L’Église militante doit être aussi l’Église triomphanteh. La victoire de l’Église n’est pas seulement celle que constatera le dernier jour, elle est aussi et surtout celle qu’elle remporte constamment dans le temps, en souffrant toujours et en ressuscitant toujours à l’exemple de son Maître. « Abattez ce temple, au troisième jour je le relèveraii ». Cette parole du Seigneur s’applique également à l’Église. Constamment dans l’histoire, l’Église chrétienne nous fait assister à son triomphe, car toujours au moment de la défaite, à l’heure des ruines, quand humainement la cause chrétienne paraît anéantie sous la puissance du monde, toujours alors, par la force de l’Esprit qui est en elle, nous la voyons se relever ainsi que fait un mort qui ressuscite. Ce que vit en esprit le prophète Ezéchiel (ch. 37) dans la vallée aux ossements desséchés, lorsque l’Esprit de l’Eternel, soufflant des quatre vents des cieux, de tous ces corps morts fit une multitude vivante, nous pouvons le voir dans l’histoire, où incessamment se renouvellent la résurrection et le triomphe de l’Esprit. L’histoire qui apprend à l’Église qu’elle est immortelle sur la terre, doit donc lui apprendre son immortalité dans le ciel.
h – Matthieu 16.18.
i – Jean 2.19.
L’Église, qui est appelée à s’approprier la grâce de Dieu en Jésus-Christ, réalise cette haute destinée par les effets que directement exerce la grâce et par les moyens de grâce. Par les effets directs de la grâce, il faut entendre l’action du Saint Esprit dans la nature humaine, qu’il affranchit du péché et dont il fait la nouvelle création en Jésus-Christ. Le Saint Esprit étant l’Esprit du Christ, les effets produits par le Saint Esprit doivent être considérés comme des actes du Christ lui-même. Aussi ces effets ne peuvent-ils se produire que parles institutions du Seigneur Jésus lui-même, sa parole et ses sacrements.

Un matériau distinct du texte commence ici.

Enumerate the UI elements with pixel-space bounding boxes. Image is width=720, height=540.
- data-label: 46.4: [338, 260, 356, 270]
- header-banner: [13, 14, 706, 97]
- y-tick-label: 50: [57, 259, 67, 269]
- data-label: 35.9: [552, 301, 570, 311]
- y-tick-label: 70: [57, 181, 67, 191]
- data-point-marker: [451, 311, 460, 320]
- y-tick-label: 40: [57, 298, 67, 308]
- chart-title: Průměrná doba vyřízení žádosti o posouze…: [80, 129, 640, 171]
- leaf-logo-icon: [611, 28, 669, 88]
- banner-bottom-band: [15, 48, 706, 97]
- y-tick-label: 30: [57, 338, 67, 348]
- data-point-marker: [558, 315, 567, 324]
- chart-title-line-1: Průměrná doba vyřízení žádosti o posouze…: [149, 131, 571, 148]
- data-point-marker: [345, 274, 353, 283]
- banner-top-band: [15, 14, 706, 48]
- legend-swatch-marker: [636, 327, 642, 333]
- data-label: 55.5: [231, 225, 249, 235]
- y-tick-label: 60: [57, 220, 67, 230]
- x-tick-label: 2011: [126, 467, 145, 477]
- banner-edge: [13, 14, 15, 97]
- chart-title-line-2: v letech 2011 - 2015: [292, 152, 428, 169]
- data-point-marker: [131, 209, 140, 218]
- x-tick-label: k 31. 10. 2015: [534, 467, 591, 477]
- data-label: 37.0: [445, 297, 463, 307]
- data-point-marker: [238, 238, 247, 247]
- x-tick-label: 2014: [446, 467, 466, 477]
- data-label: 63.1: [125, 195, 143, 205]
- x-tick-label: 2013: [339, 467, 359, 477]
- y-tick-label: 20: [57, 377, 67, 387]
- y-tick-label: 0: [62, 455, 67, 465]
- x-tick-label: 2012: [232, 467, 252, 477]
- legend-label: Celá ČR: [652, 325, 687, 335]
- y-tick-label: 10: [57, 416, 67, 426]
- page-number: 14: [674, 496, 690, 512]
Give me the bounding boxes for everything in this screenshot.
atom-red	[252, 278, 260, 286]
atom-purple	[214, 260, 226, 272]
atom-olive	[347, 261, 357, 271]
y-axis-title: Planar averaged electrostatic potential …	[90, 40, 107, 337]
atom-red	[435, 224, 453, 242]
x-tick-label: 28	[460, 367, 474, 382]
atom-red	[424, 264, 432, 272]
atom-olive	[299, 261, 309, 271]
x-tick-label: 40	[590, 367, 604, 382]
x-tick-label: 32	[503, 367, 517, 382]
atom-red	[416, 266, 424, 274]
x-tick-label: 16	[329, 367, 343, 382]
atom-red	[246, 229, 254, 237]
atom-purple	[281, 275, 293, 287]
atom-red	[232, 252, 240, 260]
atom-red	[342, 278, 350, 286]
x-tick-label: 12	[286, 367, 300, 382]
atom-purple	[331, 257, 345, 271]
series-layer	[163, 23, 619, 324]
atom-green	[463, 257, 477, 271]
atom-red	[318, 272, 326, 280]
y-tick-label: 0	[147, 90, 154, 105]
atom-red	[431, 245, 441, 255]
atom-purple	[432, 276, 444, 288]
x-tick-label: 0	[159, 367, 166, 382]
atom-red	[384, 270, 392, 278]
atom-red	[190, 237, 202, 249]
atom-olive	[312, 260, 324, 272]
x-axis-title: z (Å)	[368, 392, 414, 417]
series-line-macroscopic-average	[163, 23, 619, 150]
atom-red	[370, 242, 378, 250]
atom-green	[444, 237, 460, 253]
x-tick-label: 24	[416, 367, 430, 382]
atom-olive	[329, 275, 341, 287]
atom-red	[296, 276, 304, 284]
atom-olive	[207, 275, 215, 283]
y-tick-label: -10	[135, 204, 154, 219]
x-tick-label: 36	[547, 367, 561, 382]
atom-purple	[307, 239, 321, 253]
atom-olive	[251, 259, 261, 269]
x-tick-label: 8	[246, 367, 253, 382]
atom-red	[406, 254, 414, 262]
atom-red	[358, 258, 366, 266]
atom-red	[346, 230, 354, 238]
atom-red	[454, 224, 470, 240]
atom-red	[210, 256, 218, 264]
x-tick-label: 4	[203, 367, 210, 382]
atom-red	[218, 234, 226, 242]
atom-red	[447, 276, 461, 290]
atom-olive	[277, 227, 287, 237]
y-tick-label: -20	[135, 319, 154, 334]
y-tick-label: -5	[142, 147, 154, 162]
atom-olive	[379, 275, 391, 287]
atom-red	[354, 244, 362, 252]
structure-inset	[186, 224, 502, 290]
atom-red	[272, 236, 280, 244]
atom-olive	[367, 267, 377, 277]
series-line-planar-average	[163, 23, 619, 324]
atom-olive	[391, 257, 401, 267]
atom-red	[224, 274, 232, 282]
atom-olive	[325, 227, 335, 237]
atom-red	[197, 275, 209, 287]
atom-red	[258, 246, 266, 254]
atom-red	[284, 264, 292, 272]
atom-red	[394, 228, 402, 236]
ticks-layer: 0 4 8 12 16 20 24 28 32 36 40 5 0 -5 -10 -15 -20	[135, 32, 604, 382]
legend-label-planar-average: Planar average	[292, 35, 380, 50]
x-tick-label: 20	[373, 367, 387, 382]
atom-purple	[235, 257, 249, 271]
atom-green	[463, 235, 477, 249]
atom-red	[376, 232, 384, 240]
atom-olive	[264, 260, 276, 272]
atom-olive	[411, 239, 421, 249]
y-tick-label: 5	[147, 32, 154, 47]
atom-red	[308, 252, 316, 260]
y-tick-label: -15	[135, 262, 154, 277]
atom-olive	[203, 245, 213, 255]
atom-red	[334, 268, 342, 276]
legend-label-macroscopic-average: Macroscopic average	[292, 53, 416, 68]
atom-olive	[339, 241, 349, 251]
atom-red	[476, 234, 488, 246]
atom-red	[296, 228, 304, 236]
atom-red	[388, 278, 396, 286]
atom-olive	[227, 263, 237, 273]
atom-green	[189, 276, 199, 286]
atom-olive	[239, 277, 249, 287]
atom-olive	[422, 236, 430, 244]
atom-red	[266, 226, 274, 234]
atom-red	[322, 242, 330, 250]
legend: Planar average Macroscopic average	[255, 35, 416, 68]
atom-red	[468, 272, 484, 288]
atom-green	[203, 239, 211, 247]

La preuve irrécusable pour nous de la dépendance indissoluble qui rattache les effets de la grâce aux moyens de grâce, ne consiste pas seulement dans le fait que, toujours historiquement, la grâce procède de Jésus-Christ, mais surtout dans la grâce produite, qui toujours ramène à Jésus-Christ, au chef invisible de la nouvelle création. Toute conception tendant à séparer les effets de la grâce des moyens de grâce, a pour conséquence un faux individualisme, un mysticisme maladif ; mais en même temps, toute conception des moyens de grâce s’exerçant directement, agissant magiquement, indépendamment du contact avec l’âme vivante, produit immanquablement la fausse autorité religieuse, la foi morte (l’opus operatum), ainsi que sous tant de rapports nous pouvons le constater dans le catholicisme. La vérité ecclésiastique vraie consiste à unir ces deux termes, l’âme et les moyens de grâce, dans un rapport intime et vivant, ne les séparant jamais que pour les besoins de la spéculation, et les retenant indissolublement unis dans la réalité et dans la vie.